I have dataframe,i get column deskr
as a list of dictionaries:
df = spark.createDataFrame(
[
(2022,'A1', "cat", 'eng', 3, 56.768639),
(2022,'A1', "rabbit", 'eng', 10, 56.768639),
(2022, 'A2', "dog", 'eng', 10, 54.114841),
(2022, 'A2', "mouse", 'eng', 20, 81.114841),
],
["data",'group', "word", 'lang', 'count', 'value'] # add your column names here
)
df2 = df\
.groupBy('data', 'group', 'lang')\
.agg(F.collect_list(F.to_json(F.struct(F.col('count'), F.col('value'), F.col('word')))).alias('descr'))
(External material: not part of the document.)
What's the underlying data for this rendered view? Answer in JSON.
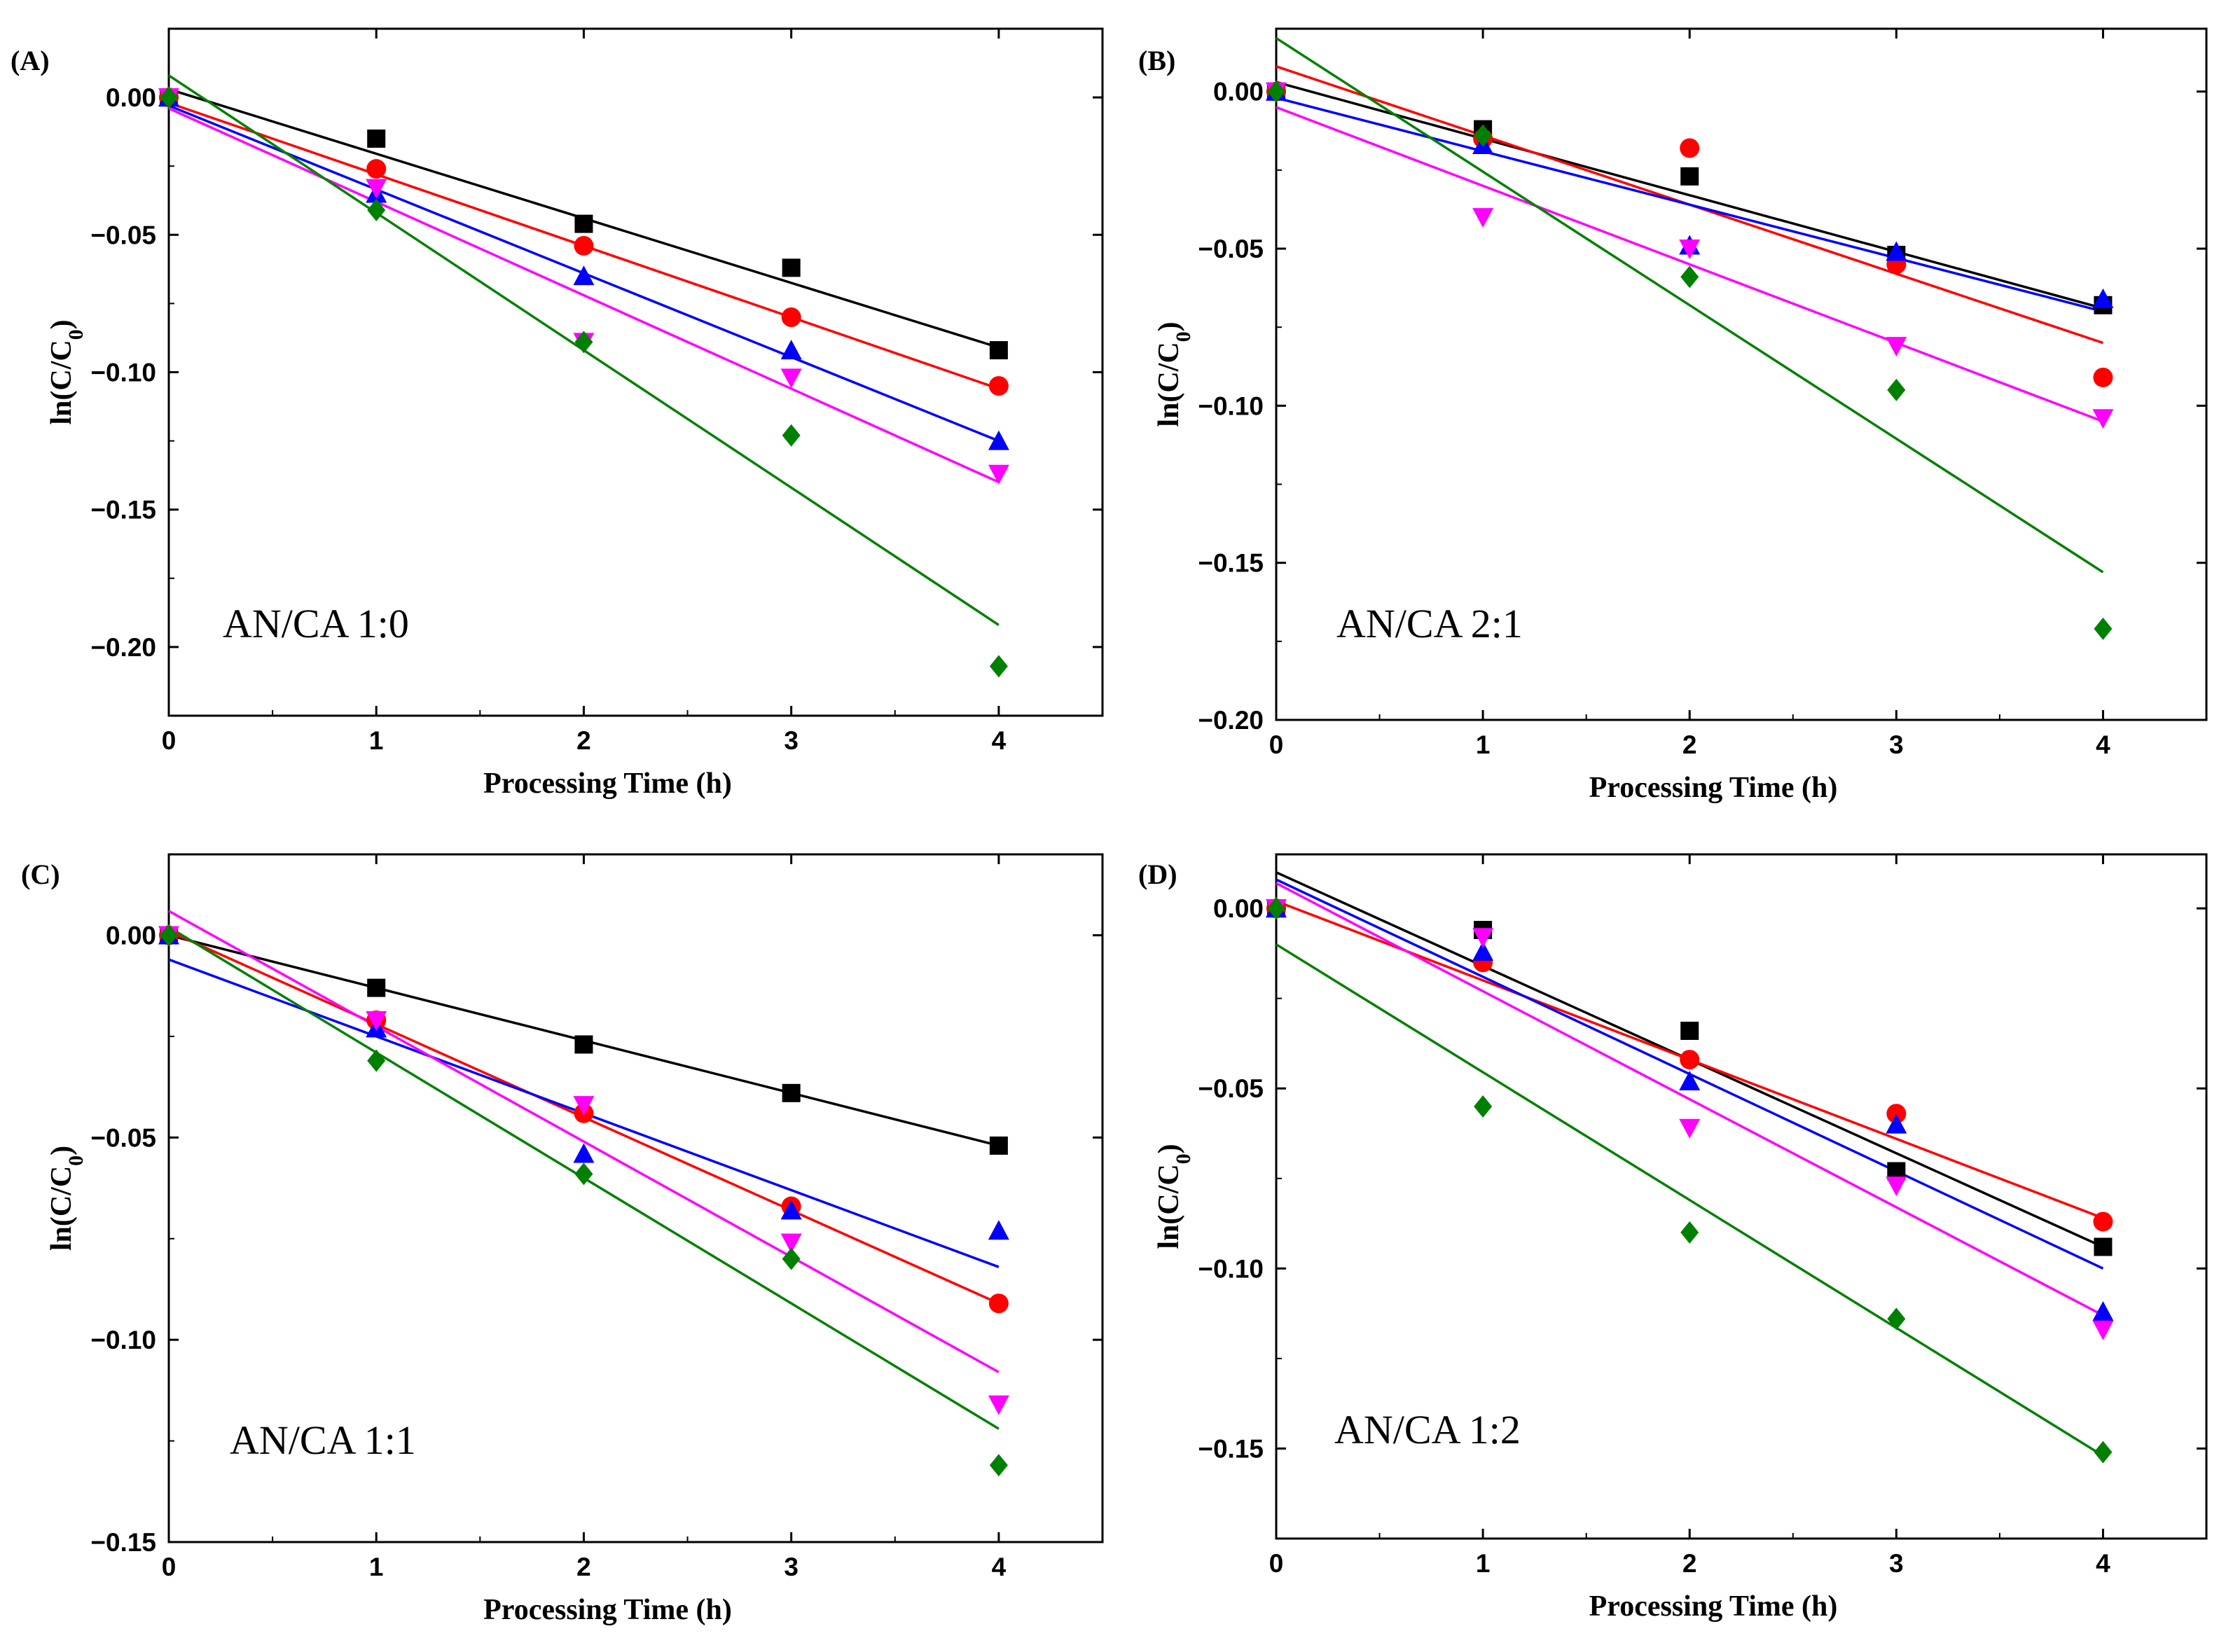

I want to convert list of dict to json string with pandas_udf:
@pandas_udf(StringType())
def jsn(lst):
return lst.apply(lambda lst: base64.b64encode(gzip.compress(json.dumps(lst).encode('utf-8'))).decode("utf-8"))
df3= df2.withColumn('descr2',
jsn(F.col('descr')))
But I got error:
TypeError: Object of type ndarray is not JSON serializable
CodePudding user response:
You are passing an array of json objects not a JSON string. Try with this instead:
.agg(
F.to_json(
F.collect_list(F.struct(F.col('count'), F.col('value'), F.col('word')))
).alias('descr')
)
You need to apply to_json
function on the collected list of structs.